# Help! Substrate? and Species?



## luvmycichlids (May 26, 2008)

I have a 55 gal aquarium, I recently found out that cichilds need a specific substrate, not just typical aquarium gravel. I have been reading different ideas on types of substrate from sand to crushed coral, light, dark, there are so many suggestions on the web I don't know what to do. Also I really can't figure out what kind of cichilds I have, with so many different varieties. I live in a town that does not have a specific fish store, just Walmart, believe it or not all my cichilds have come from there healthy.


----------



## Laurel (Jun 17, 2007)

Chances are that you have africans, as most of the cichlids sold at Wal-Mart are malawi mbuna.

Do your fish look like any of the below fish?







Labidochromis Caeruleus(yellow Lab)







Melanochromis Auratus)







Metriaclima Callainos (Cobalt Zebra)







Metriaclima Estherae (Red Zebra)







Jewel Cichlid(don't know it's linaean name)







Pseudotropheus Crabro (sometimes called bumblebee/hornet cichlid)

Gravel is an acceptable substrate for them, but you'll see more of their natural behavior with a sand substrate.

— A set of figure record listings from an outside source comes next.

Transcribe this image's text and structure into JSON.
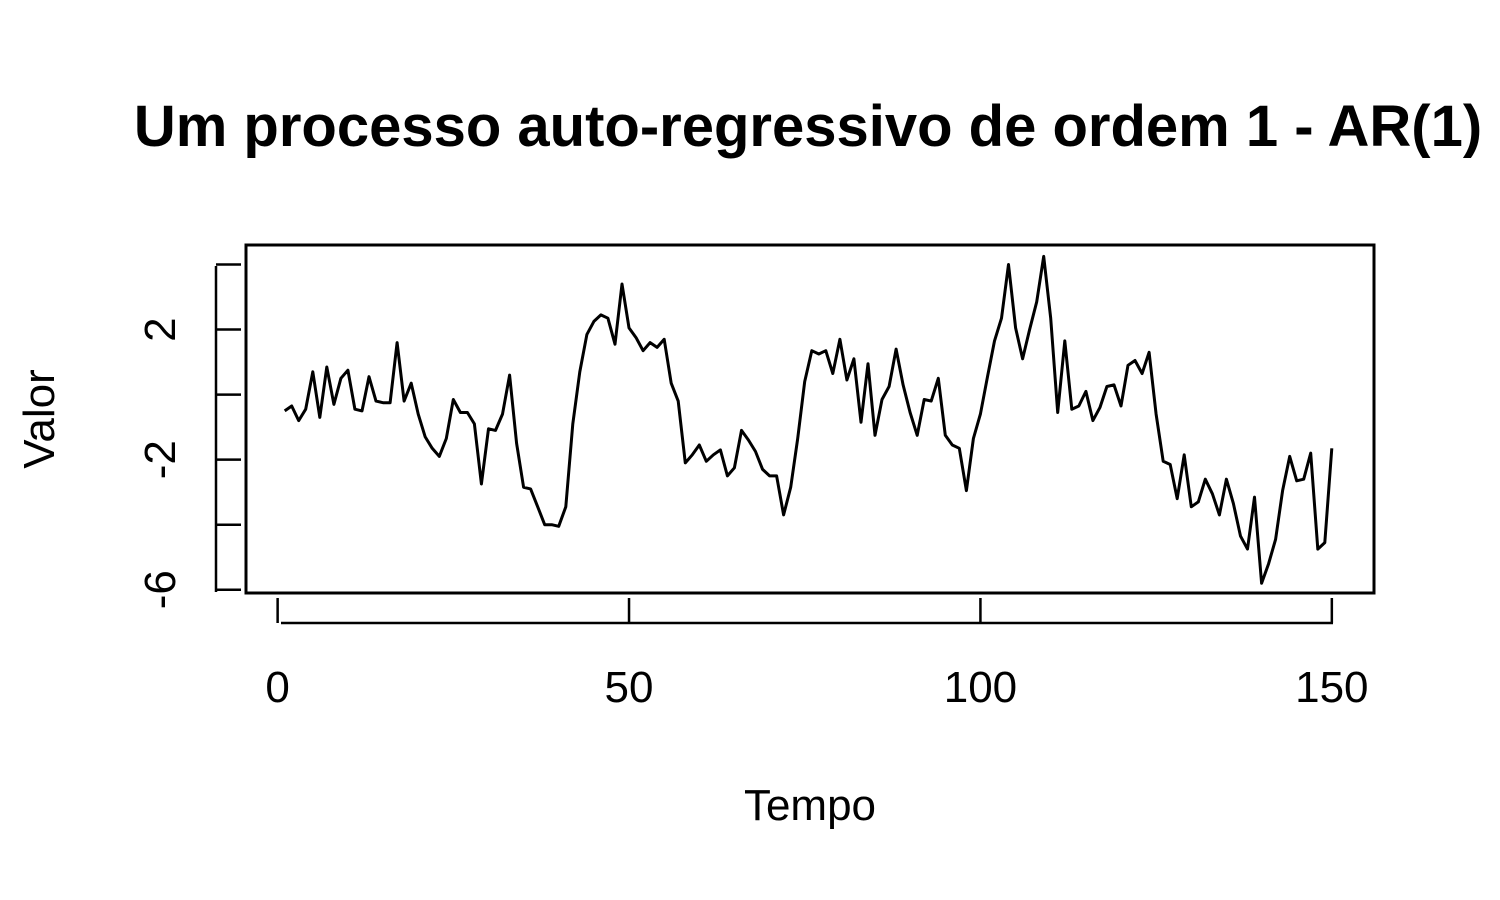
{
  "chart_data": {
    "type": "line",
    "title": "Um processo auto-regressivo de ordem 1 - AR(1)",
    "xlabel": "Tempo",
    "ylabel": "Valor",
    "xlim": [
      -4.5,
      156
    ],
    "ylim": [
      -6.1,
      4.6
    ],
    "x_ticks": [
      0,
      50,
      100,
      150
    ],
    "x_tick_labels": [
      "0",
      "50",
      "100",
      "150"
    ],
    "y_ticks": [
      -6,
      -4,
      -2,
      0,
      2,
      4
    ],
    "y_tick_labels": [
      "-6",
      "",
      "-2",
      "",
      "2",
      ""
    ],
    "grid": false,
    "legend": false,
    "line_color": "#000000",
    "series": [
      {
        "x": [
          1,
          2,
          3,
          4,
          5,
          6,
          7,
          8,
          9,
          10,
          11,
          12,
          13,
          14,
          15,
          16,
          17,
          18,
          19,
          20,
          21,
          22,
          23,
          24,
          25,
          26,
          27,
          28,
          29,
          30,
          31,
          32,
          33,
          34,
          35,
          36,
          37,
          38,
          39,
          40,
          41,
          42,
          43,
          44,
          45,
          46,
          47,
          48,
          49,
          50,
          51,
          52,
          53,
          54,
          55,
          56,
          57,
          58,
          59,
          60,
          61,
          62,
          63,
          64,
          65,
          66,
          67,
          68,
          69,
          70,
          71,
          72,
          73,
          74,
          75,
          76,
          77,
          78,
          79,
          80,
          81,
          82,
          83,
          84,
          85,
          86,
          87,
          88,
          89,
          90,
          91,
          92,
          93,
          94,
          95,
          96,
          97,
          98,
          99,
          100,
          101,
          102,
          103,
          104,
          105,
          106,
          107,
          108,
          109,
          110,
          111,
          112,
          113,
          114,
          115,
          116,
          117,
          118,
          119,
          120,
          121,
          122,
          123,
          124,
          125,
          126,
          127,
          128,
          129,
          130,
          131,
          132,
          133,
          134,
          135,
          136,
          137,
          138,
          139,
          140,
          141,
          142,
          143,
          144,
          145,
          146,
          147,
          148,
          149,
          150
        ],
        "values": [
          -0.5,
          -0.35,
          -0.8,
          -0.45,
          0.7,
          -0.7,
          0.85,
          -0.3,
          0.5,
          0.75,
          -0.45,
          -0.5,
          0.55,
          -0.2,
          -0.25,
          -0.25,
          1.6,
          -0.2,
          0.35,
          -0.6,
          -1.3,
          -1.65,
          -1.9,
          -1.35,
          -0.15,
          -0.55,
          -0.55,
          -0.9,
          -2.75,
          -1.05,
          -1.1,
          -0.6,
          0.6,
          -1.5,
          -2.85,
          -2.9,
          -3.45,
          -4.0,
          -4.0,
          -4.05,
          -3.45,
          -0.9,
          0.7,
          1.85,
          2.25,
          2.45,
          2.35,
          1.55,
          3.4,
          2.05,
          1.75,
          1.35,
          1.6,
          1.45,
          1.7,
          0.35,
          -0.2,
          -2.1,
          -1.85,
          -1.55,
          -2.05,
          -1.85,
          -1.7,
          -2.5,
          -2.25,
          -1.1,
          -1.4,
          -1.75,
          -2.3,
          -2.5,
          -2.5,
          -3.7,
          -2.85,
          -1.35,
          0.4,
          1.35,
          1.25,
          1.35,
          0.65,
          1.7,
          0.45,
          1.1,
          -0.85,
          0.95,
          -1.25,
          -0.15,
          0.25,
          1.4,
          0.3,
          -0.55,
          -1.25,
          -0.15,
          -0.2,
          0.5,
          -1.25,
          -1.55,
          -1.65,
          -2.95,
          -1.35,
          -0.6,
          0.55,
          1.65,
          2.35,
          4.0,
          2.05,
          1.1,
          2.0,
          2.85,
          4.25,
          2.35,
          -0.55,
          1.65,
          -0.45,
          -0.35,
          0.1,
          -0.8,
          -0.4,
          0.25,
          0.3,
          -0.35,
          0.9,
          1.05,
          0.65,
          1.3,
          -0.6,
          -2.05,
          -2.15,
          -3.2,
          -1.85,
          -3.45,
          -3.3,
          -2.6,
          -3.05,
          -3.7,
          -2.6,
          -3.35,
          -4.35,
          -4.75,
          -3.15,
          -5.8,
          -5.2,
          -4.45,
          -2.95,
          -1.9,
          -2.65,
          -2.6,
          -1.8,
          -4.75,
          -4.55,
          -1.65
        ]
      }
    ]
  }
}
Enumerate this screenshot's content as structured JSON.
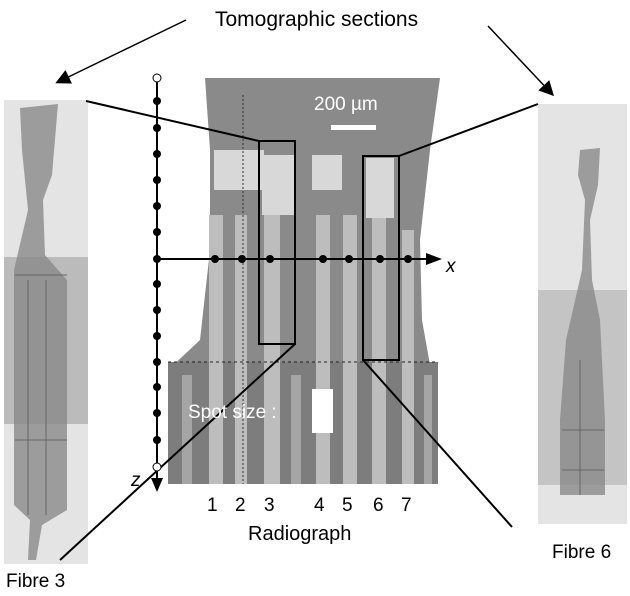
{
  "title": "Tomographic sections",
  "left_section_label": "Fibre 3",
  "right_section_label": "Fibre 6",
  "radiograph_label": "Radiograph",
  "scale_bar_label": "200 µm",
  "spot_size_label": "Spot size :",
  "axis_x_label": "x",
  "axis_z_label": "z",
  "fibre_numbers": [
    "1",
    "2",
    "3",
    "4",
    "5",
    "6",
    "7"
  ],
  "colors": {
    "background": "#ffffff",
    "radiograph_gray": "#8a8a8a",
    "fibre_light": "#bdbdbd",
    "section_gray": "#9c9c9c",
    "line": "#000000"
  }
}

Some people use crushed coral to raise pH and kh, but I personally think it looks terrible and over time algae will grow all over it. It can be added to your filter in an old nylon if you really want it. It will also be more effective as it will get water flowing through it, not just over it.

Dark vs. Light usually comes down to the aquarist. Some people like the white sand look, and white play sand is cheap, so that's good for them. Some people like a more natural(and biotopic) look and opt for a tanish play sand, also inexpensive and available at home depot. I've found that my fish photograph beautifully with a black substrate and also seem to have deeper darker colors(with lighter substrates the fish often "fade" to match the substrate, or just don't stand out as much against it), and the fish seem to be highlighted as the substrate just sort of "fades" away visually. Of course I paid dearly for my darker substrate at $28/50lbs instead of $6/50lbs. In my opinion, it was worth it, as I like the aesthetics, but there are many that think black substrates are very unnatural looking.

If you are unsure about your fish, try taking some photos of them(get the camera very close to the glass to reduce the flash reflection, and turn on your macro mode if you have it), then post them in the Unidentified section, or Malawi. Chances are, you ended up with volatile mix of fish, some of which will have to be returned for more suitable species(that won't kill each other). That's what happened to me!


----------